Nachfolgend ist ein Kommentar zur Verschärfung des Asylrechts und dem beabsichtigten Schleifen des Schutzes der Genfer Flüchtlingskonvention abgedruckt, der zuerst auf http://www.perspektive-online.net erschienen ist:

In einem Interview mit dem ZDF hat der ehemalige Bundespräsident Joachim Gauck kürzlich die faktische Abschaffung des Asylrechts gefordert. Für viele kam dies überraschend, schließlich fußt seine gesamte politische Karriere auf seinem Ruf als ehemals führender „Bürgerrechtler” in der DDR. Tatsächlich zeigt er in dem Gespräch jedoch deutlicher als kaum jemand anderer die Verlogenheit der BRD, wenn es um Menschenrechte geht. – Ein Kommentar von Rudolf Routhier.

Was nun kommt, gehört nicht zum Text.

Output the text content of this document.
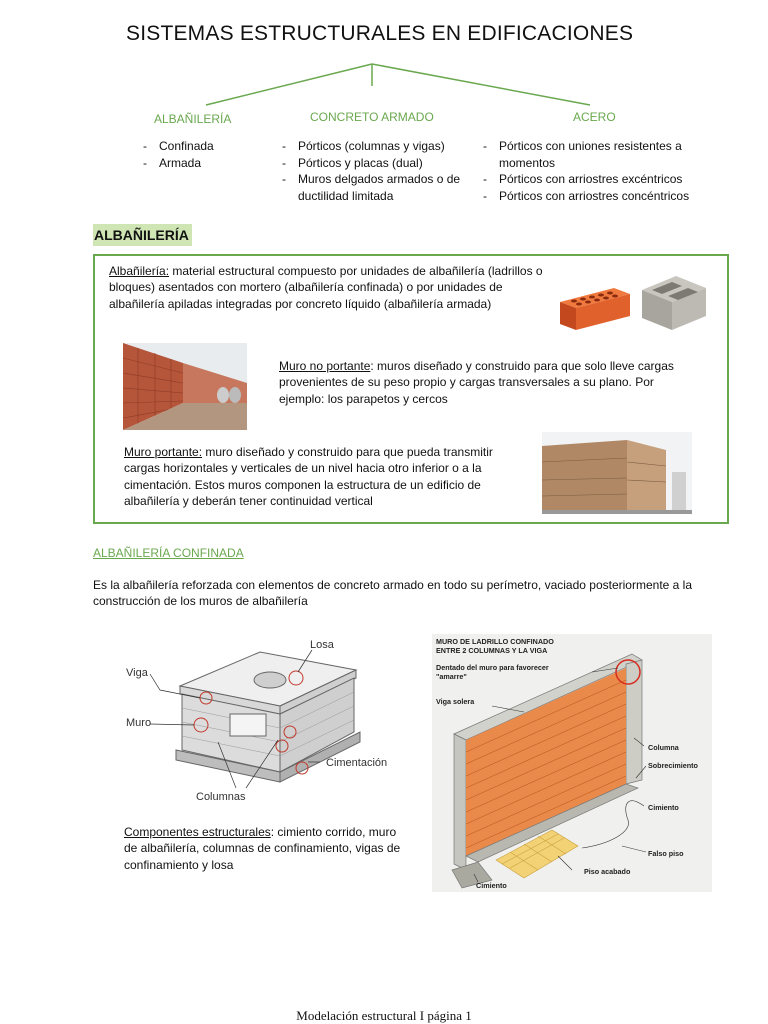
SISTEMAS ESTRUCTURALES EN EDIFICACIONES
ALBAÑILERÍA	CONCRETO ARMADO	ACERO
- Confinada
- Armada
- Pórticos (columnas y vigas)
- Pórticos y placas (dual)
- Muros delgados armados o de ductilidad limitada
- Pórticos con uniones resistentes a momentos
- Pórticos con arriostres excéntricos
- Pórticos con arriostres concéntricos
ALBAÑILERÍA
Albañilería: material estructural compuesto por unidades de albañilería (ladrillos o bloques) asentados con mortero (albañilería confinada) o por unidades de albañilería apiladas integradas por concreto líquido (albañilería armada)
Muro no portante: muros diseñado y construido para que solo lleve cargas provenientes de su peso propio y cargas transversales a su plano. Por ejemplo: los parapetos y cercos
Muro portante: muro diseñado y construido para que pueda transmitir cargas horizontales y verticales de un nivel hacia otro inferior o a la cimentación. Estos muros componen la estructura de un edificio de albañilería y deberán tener continuidad vertical
ALBAÑILERÍA CONFINADA
Es la albañilería reforzada con elementos de concreto armado en todo su perímetro, vaciado posteriormente a la construcción de los muros de albañilería
Losa
Viga
Muro
Cimentación
Columnas
Componentes estructurales: cimiento corrido, muro de albañilería, columnas de confinamiento, vigas de confinamiento y losa
MURO DE LADRILLO CONFINADO
ENTRE 2 COLUMNAS Y LA VIGA
Dentado del muro para favorecer
"amarre"
Viga solera
Columna
Sobrecimiento
Cimiento
Falso piso
Piso acabado
Cimiento
Modelación estructural I página 1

In der Flüchtlingspolitik will ein Spitzenpolitiker künftig „Spielräume entdecken, die uns zunächst unsympathisch sind, weil sie inhuman klingen”. Wer bei dieser düsteren Forderung jetzt an die Spitzen der AfD denkt, hat falsch geraten. Die Forderung nach „mehr Inhumanität wagen” kommt nicht aus dem Munde eines Gauland, eines Höcke oder einer Weidel, sondern von einem Musterschüler der „Demokratie”, von Altbundespräsident Joachim Gauck. Seiner Meinung nach sei es jetzt an der Zeit, „Undenkbares zu Denken”.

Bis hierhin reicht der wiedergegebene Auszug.